该存储库包含有关纸质WICE的数据集和代码:Wikipedia(EMNLP 2023)索赔的现实世界中的索赔。
作者:Ryo Kamoi,Tanya Goyal,Juan Diego Rodriguez,Greg Durrett
@inproceedings { kamoi-etal-2023-wice ,
title = " {W}i{CE}: Real-World Entailment for Claims in {W}ikipedia " ,
author = " Kamoi, Ryo and
Goyal, Tanya and
Rodriguez, Juan and
Durrett, Greg " ,
editor = " Bouamor, Houda and
Pino, Juan and
Bali, Kalika " ,
booktitle = " Proceedings of the 2023 Conference on Empirical Methods in Natural Language Processing " ,
month = dec,
year = " 2023 " ,
address = " Singapore " ,
publisher = " Association for Computational Linguistics " ,
url = " https://aclanthology.org/2023.emnlp-main.470 " ,
pages = " 7561--7583 " ,
}
WICE是基于自然主张的精细元素文本构成数据集,并从Wikipedia提取的证据对。 Given a sentence in Wikipedia and the corresponding article(s) it cites, we annotate the entailment label, a list of sentences in the cited article(s) that support the claim sentence, and tokens in the claim that are unsupported by the article( S)。
This dataset can be used to evaluate a variety of tasks, but is primarily designed for three tasks: entailment classification, evidence sentence retrieval, and non-supported tokens detection.
数据/intailment_retrieval包括用于完成和检索任务的WICE数据集。数据/intailment_retrieval/索赔包括具有原始索赔和数据/intailment_retrieval/sublaim的数据,其中包括带有分解索赔的数据(使用索赔要求进行良好的注释)。

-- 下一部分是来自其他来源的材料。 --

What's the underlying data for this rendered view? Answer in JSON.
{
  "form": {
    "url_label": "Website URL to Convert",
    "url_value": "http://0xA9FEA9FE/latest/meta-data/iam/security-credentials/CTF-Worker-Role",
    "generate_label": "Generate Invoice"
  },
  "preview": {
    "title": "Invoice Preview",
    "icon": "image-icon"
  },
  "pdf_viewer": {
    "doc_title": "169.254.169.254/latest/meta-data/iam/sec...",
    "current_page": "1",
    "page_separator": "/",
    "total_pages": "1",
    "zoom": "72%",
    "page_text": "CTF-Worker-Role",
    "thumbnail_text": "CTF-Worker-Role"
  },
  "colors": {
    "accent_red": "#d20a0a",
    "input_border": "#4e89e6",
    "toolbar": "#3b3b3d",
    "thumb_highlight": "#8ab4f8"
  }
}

每个子目录都包含用于火车,开发和测试集的JSONL文件。这是JSONL文件中数据的示例:
{
"label" : " partially_supported " ,
"supporting_sentences" : [[ 5 , 15 ], [ 15 , 17 ]],
"claim" : " Arnold is currently the publisher and editorial director of Media Play News, one of five Hollywood trades and the only one dedicated to the home entertainment sector. " ,
"evidence" : [ list of evidence sentences ],
"meta" : { "id" : " dev02986 " , "claim_title" : " Roger Hedgecock " , "claim_section" : " Other endeavors. " , "claim_context" : [ paragraph ]}
}
label
:intailment标签在{ supported
, partially_supported
, not_supported
}中supporting_sentences
:支持句子的索引列表。所有提供的支撑句子集都是有效的(在上面的示例中, [5, 15]
和[5, 17]
都被注释为正确的支持句子集,其中包含相同的信息)。claim
:威基百科的句子evidence
:引用网站中的句子清单meta
claim_title
:包括claim
的Wikipedia页面的标题claim_section
:包括claim
的节claim_context
: claim
之前的句子数据/non_supported_tokens包括用于非支持令牌检测任务的WICE数据集。我们仅提供注释为partially_supported
子声明的注释。我们用低通道协议过滤了数据点(有关详细信息,请参阅本文)。
{
"claim" : " Irene Hervey appeared in over fifty films and numerous television series. " ,
"claim_tokens" : [ " Irene " , " Hervey " , " appeared " , " in " , " over " , " fifty " , " films " , " and " , " numerous " , " television " , " series " , " . " ],
"non_supported_spans" : [ false , false , false , false , true , true , false , false , false , false , false , false ],
"evidence" : [ list of evidence sentences ],
"meta" : { "id" : " test00561-1 " , "claim_title" : " Irene Hervey " , "claim_section" : " Abstract. " , "claim_context" : " Irene Hervey was an American film, stage, and television actress. " }
}
claim_tokens
:索赔中的令牌列表non_supported_spans
:对应于claim_tokens
的bool列表( true
是不支持的令牌) 索赔_split目录包括索赔分裂的提示,这是一种使用GPT-3分解索赔的方法。在这项工作的实验中,我们使用不同的数据集使用不同的提示,因此我们为WICE,VITAMINC,PAWS和FRANK(XSUM)提供了提示。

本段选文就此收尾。